On l'attendait depuis septembre dernier, et une conférence de la Commission de régulation de l'énergie (CRE) à la tonalité plutôt favorable au développement de l'autoconsommation en France. Mais la délibération qu'a publiée la CRE le 21 février dernier n'est pas celle qu'attendaient les professionnels. Quoiqu'encore émergente en France, l'autoconsommation individuelle, adoptée par quelque 20.000 foyers, (contre 500.000 en Allemagne), se développe sans encombre. La CRE propose la mise en place d'un tarif d'achat unique s'appliquant aux particuliers qui revendent la totalité de leur production et à ceux qui autoconsomment.

L'autoconsommation collective, en revanche, demeure plus épineuse.

Définie par un décret du 28 avril 2017, elle désigne « l'exploitation d'une installation électrique et la consommation de tout ou partie de l'électricité produite par un groupe de personnes liées en une personne morale et géographiquement proches. »

« Plusieurs sources d'inquiétude »

Mais elle manque encore d'un cadre lui permettant de se développer, en dehors de quelques expérimentations ponctuelles menées notamment à Bordeaux, Nantes ou Lyon Confluence. Ce sont précisément les bases de ce cadre qu'a esquissées la CRE il y a quelques semaines. Le syndicat Enerplan s'est publiquement ému de « plusieurs sources d'inquiétudes » soulevées par ce texte, actuellement soumis à consultation . L'exemption de CSPE, jusqu'alors autorisée pour des installations inférieures à 1 MW, serait restreinte à 9 kW, au motif que cela permet d'éviter des effets d'aubaine qui pourraient entraîner une réduction trop importante de l'assiette de cette Contribution au Service Public de l'Électricité.

Pour les installations entre 9 et 100 kW, la CRE propose un tarif d'achat autoconsommation et la mise en place d'appels d'offres entre 100 et 500 kW, les installations plus grandes ne bénéficiant d'aucun mécanisme de soutien en autoconsommation.

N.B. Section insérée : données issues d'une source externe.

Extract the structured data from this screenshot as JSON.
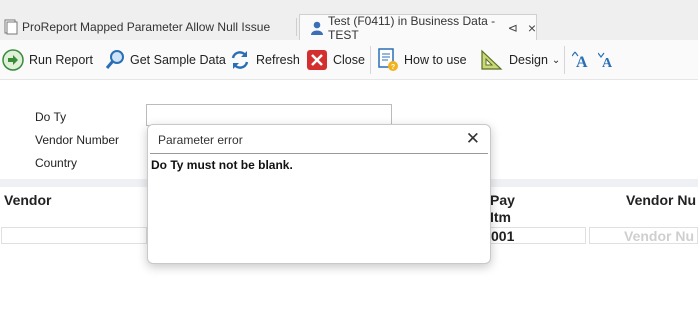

Les professionnels jugent disproportionnée cette précaution - qui supprime toute incitation aux installations dont la puissance se situe entre 9 kW et 1.000 kW - mais le gouvernement est sans doute échaudé par les précédents qui avaient conduit le gouvernement de l'époque à instaurer un moratoire en fin d'année 2010.

En outre, la CRE s'oppose à un élargissement du périmètre de l'autoconsommation, aujourd'hui limité à l'aval d'un même poste de distribution publique.

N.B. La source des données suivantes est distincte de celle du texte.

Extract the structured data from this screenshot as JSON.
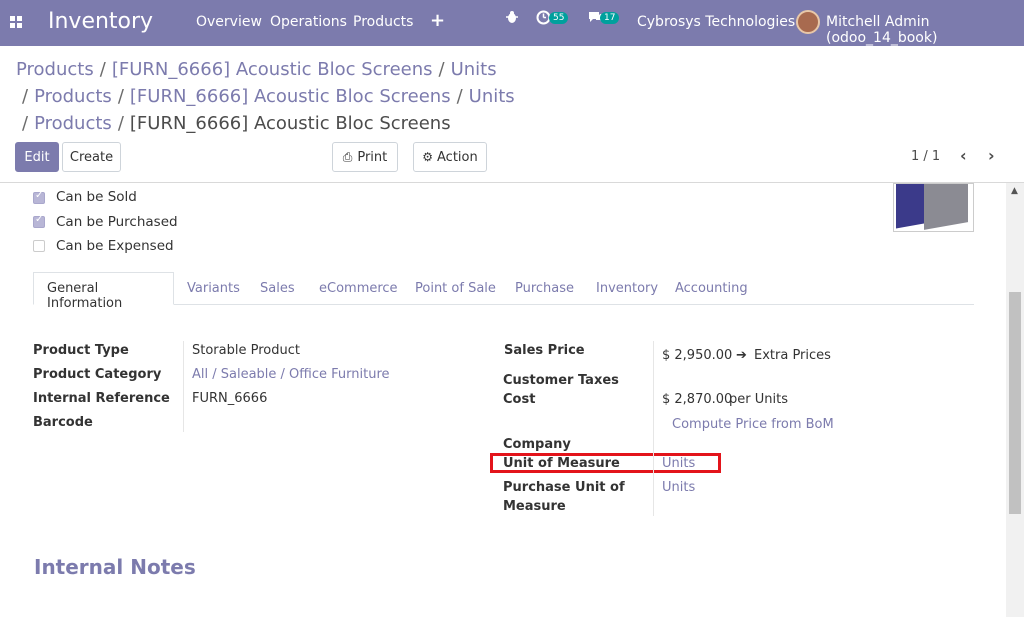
{
  "topbar": {
    "app_name": "Inventory",
    "menu": [
      "Overview",
      "Operations",
      "Products"
    ],
    "plus": "+",
    "activity_count": "55",
    "message_count": "17",
    "company": "Cybrosys Technologies",
    "user": "Mitchell Admin (odoo_14_book)"
  },
  "breadcrumbs": {
    "line1": [
      "Products",
      "[FURN_6666] Acoustic Bloc Screens",
      "Units"
    ],
    "line2": [
      "Products",
      "[FURN_6666] Acoustic Bloc Screens",
      "Units"
    ],
    "line3_links": [
      "Products"
    ],
    "line3_active": "[FURN_6666] Acoustic Bloc Screens"
  },
  "controls": {
    "edit": "Edit",
    "create": "Create",
    "print": "Print",
    "action": "Action",
    "pager": "1 / 1"
  },
  "options": {
    "can_be_sold": {
      "label": "Can be Sold",
      "checked": true
    },
    "can_be_purchased": {
      "label": "Can be Purchased",
      "checked": true
    },
    "can_be_expensed": {
      "label": "Can be Expensed",
      "checked": false
    }
  },
  "tabs": [
    "General Information",
    "Variants",
    "Sales",
    "eCommerce",
    "Point of Sale",
    "Purchase",
    "Inventory",
    "Accounting"
  ],
  "general": {
    "product_type_label": "Product Type",
    "product_type": "Storable Product",
    "product_category_label": "Product Category",
    "product_category": "All / Saleable / Office Furniture",
    "internal_reference_label": "Internal Reference",
    "internal_reference": "FURN_6666",
    "barcode_label": "Barcode",
    "sales_price_label": "Sales Price",
    "sales_price": "$ 2,950.00",
    "extra_prices": "Extra Prices",
    "customer_taxes_label": "Customer Taxes",
    "cost_label": "Cost",
    "cost": "$ 2,870.00",
    "cost_unit": "per Units",
    "compute_bom": "Compute Price from BoM",
    "company_label": "Company",
    "uom_label": "Unit of Measure",
    "uom": "Units",
    "purchase_uom_label_1": "Purchase Unit of",
    "purchase_uom_label_2": "Measure",
    "purchase_uom": "Units"
  },
  "notes": {
    "title": "Internal Notes"
  },
  "colors": {
    "brand": "#7c7bad",
    "highlight": "#e3141b"
  }
}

Enfin, comme attendu, la CRE propose de réviser le TURPE (tarif d'utilisation des réseaux publics d'électricité). Mais celui-ci serait de 16% plus élevé pour un groupe de consommateurs qui ne s'approvisionneraient via le réseau que pour compléter leur propre production. On voudrait dissuader les habitants d'un même immeuble ou d'un pâté de maison de s'organiser en autoconsommation, on ne s'y prendrait pas autrement, se désolent les professionnels du solaire réparti. D'autant plus qu'à l'heure actuelle, il n'est pas possible d'échanger avec ses voisins un trop-plein de consommation, il est obligatoire de le revendre à EDF.

Tous mis d'accord par Google ou Amazon

André Joffre, président du bureau d'études spécialisé dans le solaire Tecsol (qui développe notamment des projets d'autoconsommation collective), rejette ces propositions, qui s'opposent au développement de l'autoconsommation dans le logement social, un secteur dont la perspective d'une baisse des factures fait un champ d'application idéal. Selon lui, en voulant à tout prix barrer la route à ce qu'elle baptise « communautarisme énergétique », la CRE encouragerait justement des zones d'activités à s'organiser pour devenir autonomes de façon à pouvoir se déconnecter totalement du réseau.

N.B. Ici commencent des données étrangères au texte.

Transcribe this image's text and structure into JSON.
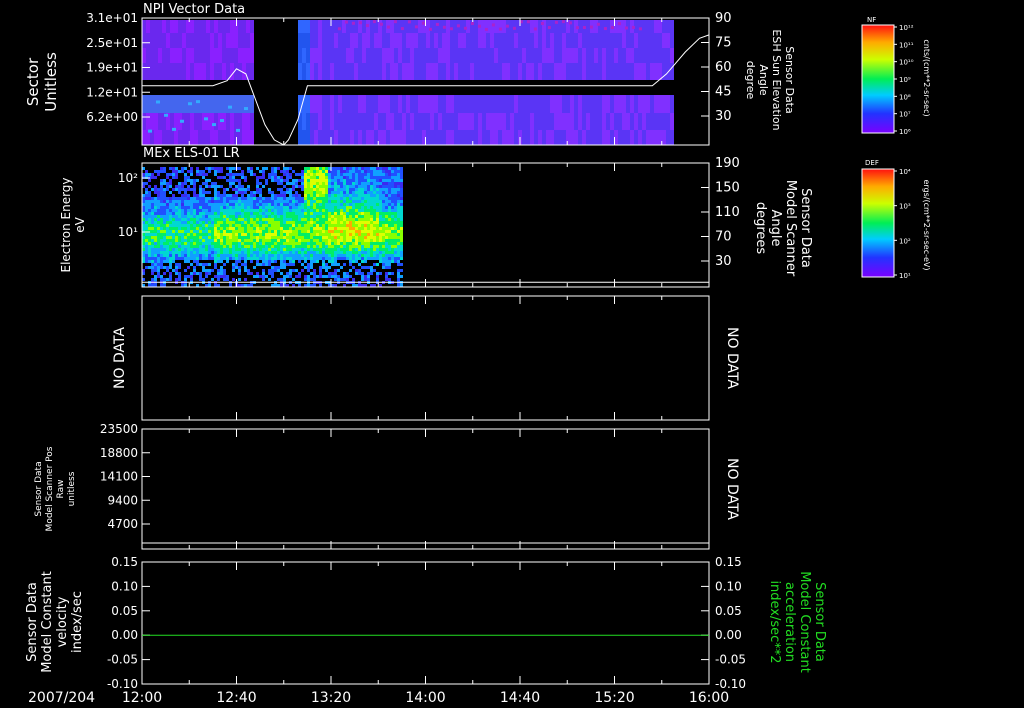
{
  "figure": {
    "date": "2007/204",
    "time_ticks": [
      "12:00",
      "12:40",
      "13:20",
      "14:00",
      "14:40",
      "15:20",
      "16:00"
    ]
  },
  "chart_data": [
    {
      "type": "heatmap",
      "title": "NPI Vector Data",
      "ylabel": "Sector",
      "yunit": "Unitless",
      "ytick_labels": [
        "3.1e+01",
        "2.5e+01",
        "1.9e+01",
        "1.2e+01",
        "6.2e+00"
      ],
      "right_axis": {
        "label_lines": [
          "Sensor Data",
          "ESH Sun Elevation",
          "Angle",
          "degree"
        ],
        "ticks": [
          "90",
          "75",
          "60",
          "45",
          "30"
        ],
        "ylim": [
          15,
          90
        ]
      },
      "line_series": {
        "x": [
          "12:00",
          "12:30",
          "12:36",
          "12:40",
          "12:44",
          "12:48",
          "12:52",
          "12:56",
          "13:00",
          "13:02",
          "13:06",
          "13:10",
          "15:30",
          "15:36",
          "15:42",
          "15:50",
          "15:56",
          "16:00"
        ],
        "y": [
          50,
          50,
          53,
          60,
          57,
          42,
          27,
          18,
          15,
          18,
          30,
          50,
          50,
          50,
          57,
          70,
          78,
          80
        ]
      },
      "colorbar": {
        "label": "NF",
        "unit": "cnts/(cm**2-sr-sec)",
        "ticks": [
          "10¹²",
          "10¹¹",
          "10¹⁰",
          "10⁹",
          "10⁸",
          "10⁷",
          "10⁶"
        ]
      },
      "data_extent": [
        "12:00",
        "15:44"
      ],
      "gap": [
        "12:46",
        "13:06"
      ]
    },
    {
      "type": "heatmap",
      "title": "MEx ELS-01 LR",
      "ylabel": "Electron Energy",
      "yunit": "eV",
      "ytick_labels": [
        "10²",
        "10¹"
      ],
      "right_axis": {
        "label_lines": [
          "Sensor Data",
          "Model Scanner",
          "Angle",
          "degrees"
        ],
        "ticks": [
          "190",
          "150",
          "110",
          "70",
          "30"
        ],
        "ylim": [
          5,
          190
        ]
      },
      "line_series": {
        "x": [
          "12:00",
          "16:00"
        ],
        "y": [
          12,
          12
        ]
      },
      "colorbar": {
        "label": "DEF",
        "unit": "ergs/(cm**2-sr-sec-eV)",
        "ticks": [
          "10⁴",
          "10³",
          "10²",
          "10¹"
        ]
      },
      "data_extent": [
        "12:00",
        "13:50"
      ]
    },
    {
      "type": "line",
      "left_label": "NO DATA",
      "right_label": "NO DATA"
    },
    {
      "type": "line",
      "ylabel_lines": [
        "Sensor Data",
        "Model Scanner Pos",
        "Raw",
        "unitless"
      ],
      "ytick_labels": [
        "23500",
        "18800",
        "14100",
        "9400",
        "4700"
      ],
      "ylim": [
        0,
        23500
      ],
      "right_label": "NO DATA",
      "series": [
        {
          "x": [
            "12:00",
            "16:00"
          ],
          "y": [
            0,
            0
          ]
        }
      ]
    },
    {
      "type": "line",
      "ylabel_lines": [
        "Sensor Data",
        "Model Constant",
        "velocity",
        "index/sec"
      ],
      "ytick_labels": [
        "0.15",
        "0.10",
        "0.05",
        "0.00",
        "-0.05",
        "-0.10"
      ],
      "right_ytick_labels": [
        "0.15",
        "0.10",
        "0.05",
        "0.00",
        "-0.05",
        "-0.10"
      ],
      "right_label_lines": [
        "Sensor Data",
        "Model Constant",
        "acceleration",
        "index/sec**2"
      ],
      "ylim": [
        -0.1,
        0.15
      ],
      "series": [
        {
          "x": [
            "12:00",
            "16:00"
          ],
          "y": [
            0.0,
            0.0
          ],
          "color": "#22dd22"
        }
      ]
    }
  ]
}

Il fustige surtout la méthode employée, qui « ne reflète pas une grande maturité » de la part du régulateur, et craint qu'un cadre trop rigide ne fasse à nouveau rater à la France, « qui a déjà loupé le créneau dans les années 1970, cette « formidable opportunité qu'offre la convergence du digital et du photovoltaïque ».

Et prévient qu'en l'absence d'un minimum de liberté pour tester différents schémas, « c'est Google ou Amazon qui finira par mettre tout le monde d'accord. »

Une brèche ouverte

Pascale Jean, associée « Energy et utilities » chez PwC France, se montre plus optimiste.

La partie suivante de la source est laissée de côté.